IMO this is like those discussions where someone says FTL communication is possible by using a very long solid rod, jiggling one and and monitoring the other... except on closer inspection it'll only work if the rod is infinitely rigid, which is already a violation of many of the same underlying physical laws.
So it's a kind of circular logic, or at best an observation that having one kind of supernatural magic power would let you cause another kind of supernatural magic outcome.
In this case, if only I had a time machine I could break the speed of light. (Or possibly vice-versa.)
> The principle asserts that if an event exists that would cause a paradox or any "change" to the past whatsoever, then the probability of that event is zero. It would thus be impossible to create time paradoxes.
> Instantaneous data transfer with zero lag is theoretically possible through use of quantum entanglement.
No, that's a common myth about quantum stuff.
The entangled relationship can't be used to transfer information on its own. Whatever you sample from the "instant parts" can only be checked and understood after additional context arrives in a conventional way--limited by the speed of light and the flow of time.

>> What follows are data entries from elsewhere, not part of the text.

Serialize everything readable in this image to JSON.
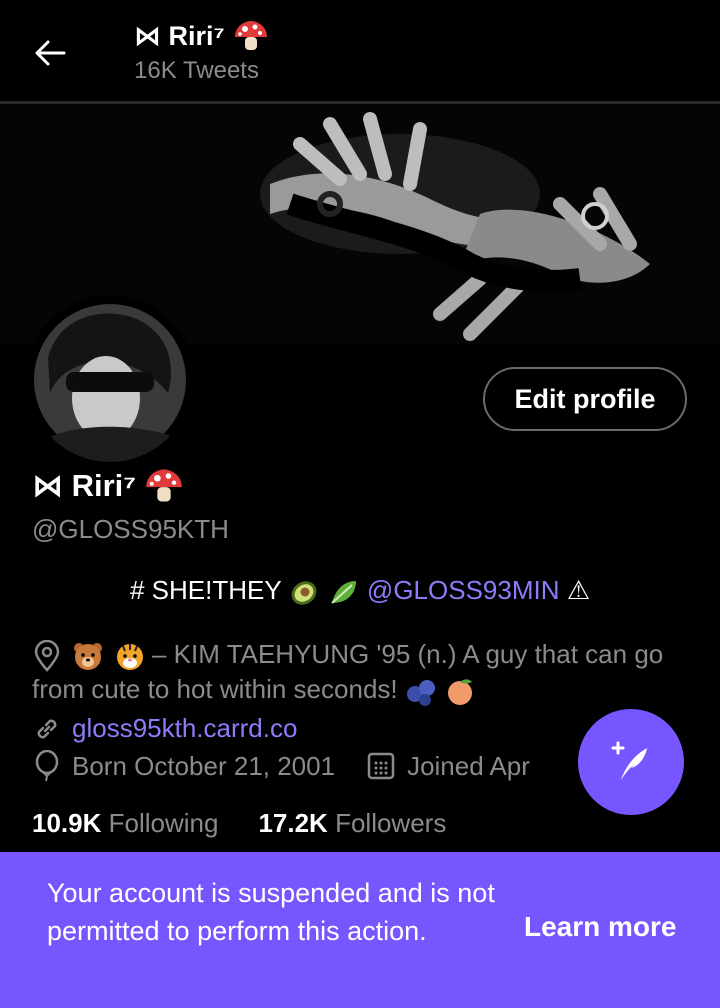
{
  "header": {
    "name": "⋈ Riri⁷",
    "tweet_count": "16K Tweets"
  },
  "profile": {
    "edit_button": "Edit profile",
    "name": "⋈ Riri⁷",
    "handle": "@GLOSS95KTH",
    "bio_line1_prefix": "# SHE!THEY",
    "bio_line1_mention": "@GLOSS93MIN",
    "bio_line1_suffix": "⚠",
    "bio_line2": "– KIM TAEHYUNG '95 (n.) A guy that can go from cute to hot within seconds!",
    "link": "gloss95kth.carrd.co",
    "born": "Born October 21, 2001",
    "joined": "Joined Apr",
    "following_count": "10.9K",
    "following_label": "Following",
    "followers_count": "17.2K",
    "followers_label": "Followers"
  },
  "toast": {
    "message": "Your account is suspended and is not permitted to perform this action.",
    "action": "Learn more"
  },
  "colors": {
    "accent": "#7856ff",
    "link": "#8b7df9",
    "muted": "#8b8b8b"
  }
}
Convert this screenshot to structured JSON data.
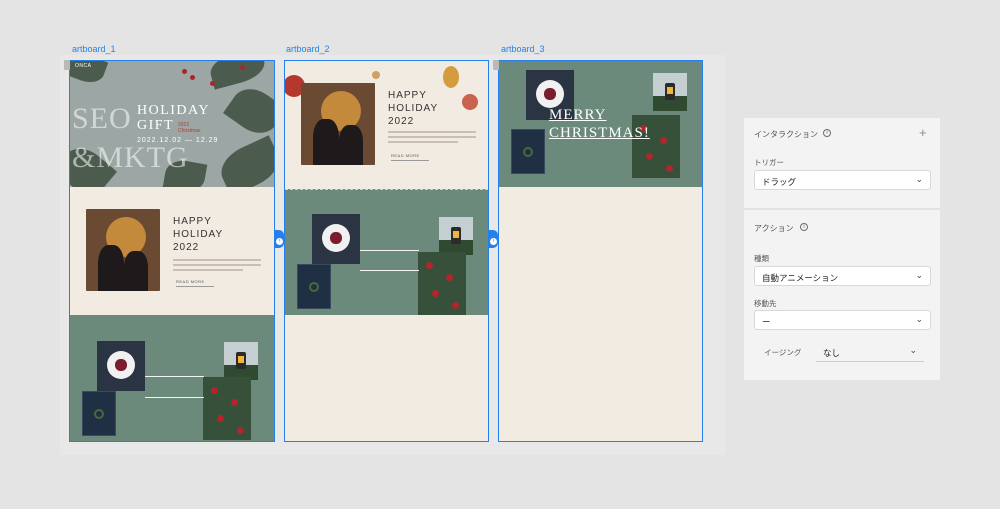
{
  "artboards": [
    {
      "label": "artboard_1"
    },
    {
      "label": "artboard_2"
    },
    {
      "label": "artboard_3"
    }
  ],
  "hero": {
    "brand": "ONCA",
    "deco_text_1": "SEO",
    "deco_text_2": "&MKTG",
    "title_1": "HOLIDAY",
    "title_2": "GIFT",
    "year": "2022",
    "sub": "Christmas",
    "dates": "2022.12.02 — 12.29"
  },
  "holiday": {
    "title_1": "HAPPY",
    "title_2": "HOLIDAY",
    "title_3": "2022",
    "read_more": "READ MORE"
  },
  "ab3": {
    "merry": "MERRY",
    "christmas": "CHRISTMAS!"
  },
  "panel": {
    "interaction_title": "インタラクション",
    "trigger_label": "トリガー",
    "trigger_value": "ドラッグ",
    "action_title": "アクション",
    "type_label": "種類",
    "type_value": "自動アニメーション",
    "destination_label": "移動先",
    "destination_value": "ー",
    "easing_label": "イージング",
    "easing_value": "なし"
  },
  "colors": {
    "selection": "#2680eb",
    "green": "#6b8a7c",
    "cream": "#f2ebe1"
  }
}
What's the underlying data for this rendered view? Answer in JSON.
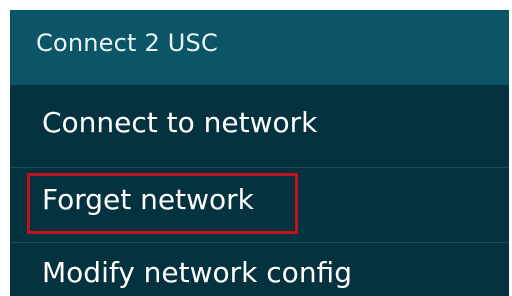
{
  "dialog": {
    "title": "Connect 2 USC",
    "items": [
      {
        "label": "Connect to network"
      },
      {
        "label": "Forget network",
        "highlighted": true
      },
      {
        "label": "Modify network config"
      }
    ]
  },
  "colors": {
    "header_bg": "#0b5566",
    "body_bg": "#05323f",
    "text": "#ffffff",
    "highlight": "#c0121c"
  }
}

Ok human. You can read the Hans Moravec paper on CTC and time loop logic to understand Novikov self-consistency principle is formalized, yes you must run the computation for as long as it would have already taken or result will never arrive.
I say through "through use of quantum entanglement" as glossy term for reader. Crystalline quantum circuits are not really existing yet so is all scifi.
I won't be able to repsond to further posts in this thread. Cheers.
Time-loop logic does not violate causality. We are able to retrieve the answer instantly because we have committed to spending sixty seconds in the future calculating the answer and sending it back.
Maybe quantum superposition is just the universe compiling.
The blog-post asserts causality is not violated, but the author contradicts it elsewhere by claiming the hypothetical system would grant other benefits like "zero latency" gaming, which in turn means arbitrary data (e.g. human decisions) can somehow travel back-and-forth faster than light.
Then FTL communication opens up an enormous can of causality-worms.
That's a point, and I let them expand their definition of causality to include a chain of events flowing in a reversed arrow of time. I think they hand-wave away all those worms with the precept that any attempt to cause a paradox or other inconsistency would fail in practice. But I'd love to hear some examples that come to mind of problems that crutch doesn't fix.